Hallucinogenic Therapy in Alzheimer's Disease targeting Mitochondria-Associated Membranes.

Mitochondrial dysfunction is increasingly recognized as a central driver of Alzheimer's disease (AD), contributing to neuroinflammation, synaptic failure, and energy collapse.Emerging preclinical evidence suggests that classic hallucinogens, such as psilocybin, lysergic acid diethylamide (LSD), N,N-dimethyltryptamine (DMT), mescaline, may restore mitochondrial integrity by activating Serotonin 2A (5-HT2A) and sigma-1(Sig-1R) receptors. In experimental models, these pathways are associated with enhanced mitochondrial biogenesis, reduced oxidative stress, and preservation of ER-mitochondrial coupling.
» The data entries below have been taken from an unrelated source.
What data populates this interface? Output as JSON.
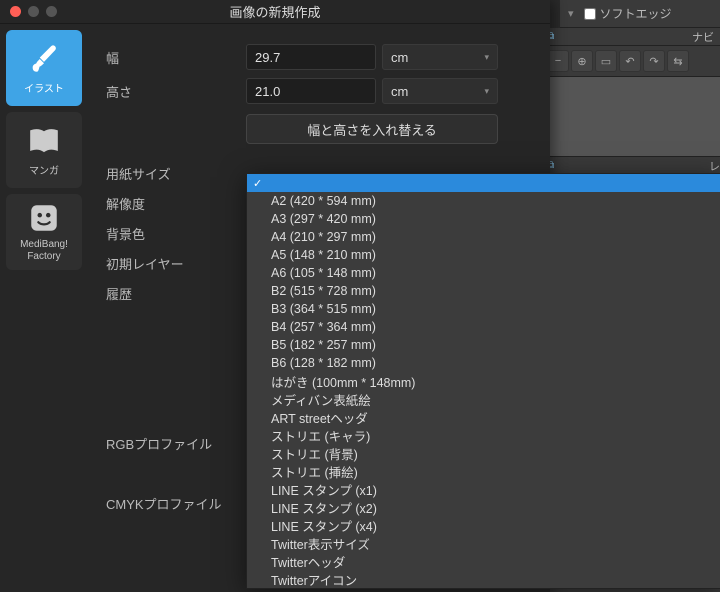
{
  "bg": {
    "soft_edge": "ソフトエッジ",
    "nav_label": "ナビ",
    "layer_label": "レ"
  },
  "dialog": {
    "title": "画像の新規作成"
  },
  "sidebar": {
    "items": [
      {
        "label": "イラスト"
      },
      {
        "label": "マンガ"
      },
      {
        "label": "MediBang!\nFactory"
      }
    ]
  },
  "form": {
    "width_label": "幅",
    "width_value": "29.7",
    "width_unit": "cm",
    "height_label": "高さ",
    "height_value": "21.0",
    "height_unit": "cm",
    "swap_label": "幅と高さを入れ替える",
    "paper_size_label": "用紙サイズ",
    "resolution_label": "解像度",
    "bg_color_label": "背景色",
    "initial_layer_label": "初期レイヤー",
    "history_label": "履歴",
    "rgb_profile_label": "RGBプロファイル",
    "cmyk_profile_label": "CMYKプロファイル"
  },
  "paper_sizes": [
    "",
    "A2 (420 * 594 mm)",
    "A3 (297 * 420 mm)",
    "A4 (210 * 297 mm)",
    "A5 (148 * 210 mm)",
    "A6 (105 * 148 mm)",
    "B2 (515 * 728 mm)",
    "B3 (364 * 515 mm)",
    "B4 (257 * 364 mm)",
    "B5 (182 * 257 mm)",
    "B6 (128 * 182 mm)",
    "はがき (100mm * 148mm)",
    "メディバン表紙絵",
    "ART streetヘッダ",
    "ストリエ (キャラ)",
    "ストリエ (背景)",
    "ストリエ (挿絵)",
    "LINE スタンプ (x1)",
    "LINE スタンプ (x2)",
    "LINE スタンプ (x4)",
    "Twitter表示サイズ",
    "Twitterヘッダ",
    "Twitterアイコン"
  ]
}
DMT and 5-methoxy-N,N-dimethyltryptamine (5-MeO-DMT) specifically engage Sig-1R at mitochondria-associated membranes, improving calcium homeostasis and cellular resilience. While these mechanisms are mechanistically compelling, evidence for clinical efficacy in AD remains limited and largely preclinical. Accordingly, this framework is presented as a hypothesis-generating model suggesting that mitochondrial-centered psychedelic mechanisms warrant further investigation,provided that neuropsychiatric safety, patient selection, and translational feasibility are carefully addressed.